“Kemalistlerin yaptığı milli burjuvazi yaratmak değil, bütün devlet imkânlarını iktidardaki komprador büyük burjuva ve toprak ağası sınıflarının gelişip güçlenmesi, palazlanması için kullanmaktır.” (1) (İbrahim Kaypakkaya, Bütün Yazıları.)
“Kemalizm’in muntazam olarak mahkûm edilme ihtiyacı” (2) başlıklı yazımızı, bu yazı dizisinin giriş yazısı olarak takdim etmiştik.
Türk burjuva siyasetinin kurucu ideolojisi olan Kemalizm’in güncelliğine karşı, Kemalizm’e karşı yürütülen ideolojik mücadele de kendini yeniden üretmelidir. Egemen sınıflar Kemalizm’in kurucu reflekslerine sarıldığı sürece, Kemalizm’in gerici ve karşı-devrimci niteliğini ortaya sermek de Marksist bir vazifedir.

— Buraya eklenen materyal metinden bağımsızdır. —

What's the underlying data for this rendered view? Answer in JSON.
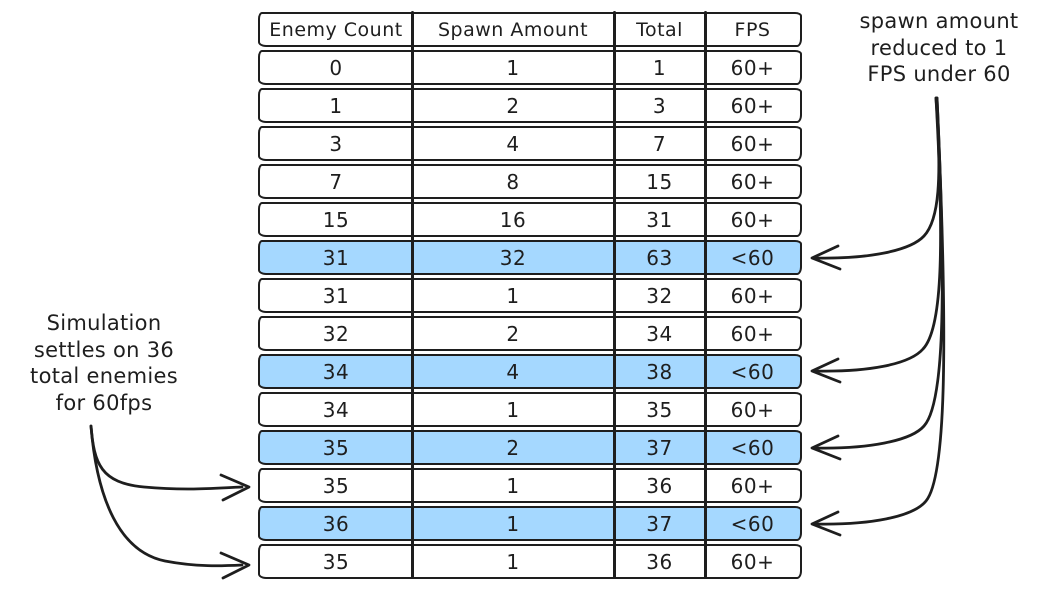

Bu vazifeyi yerine getirme bilinciyle, Türkiye komünist-devrimci hareketi içinde, Kemalizm’le hem teorik hem de pratik anlamda ilk kez hesaplaşan İbrahim Kaypakkaya, nesnel bir ideolojik referanstır. Kaypakkaya ampirik tarihsel bilgiye ulaşma olanaklarının sınırlı ve zor olduğu bir konjonktürde Kemalizm’i ideolojik-sınıfsal olarak yeniden çözümleme iradesi gösterdi.
Kaypakkaya, Kemalizm’in milli burjuvazinin siyasal temsilcisi olduğu mitolojisini devrimci-komünist bir kavrayışla ve hakikate bağlı kalarak yerle bir etti. Kemalist iktidarın en başından beri Türk komprador burjuvazisinin siyasal temsilcisi olduğunu saptadı. O’nun Türkiye Marksizm’ine en büyük teorik katkısı budur. Keza, Kaypakkaya düşüncesinin en güçlü yanı da bu belirlemedir.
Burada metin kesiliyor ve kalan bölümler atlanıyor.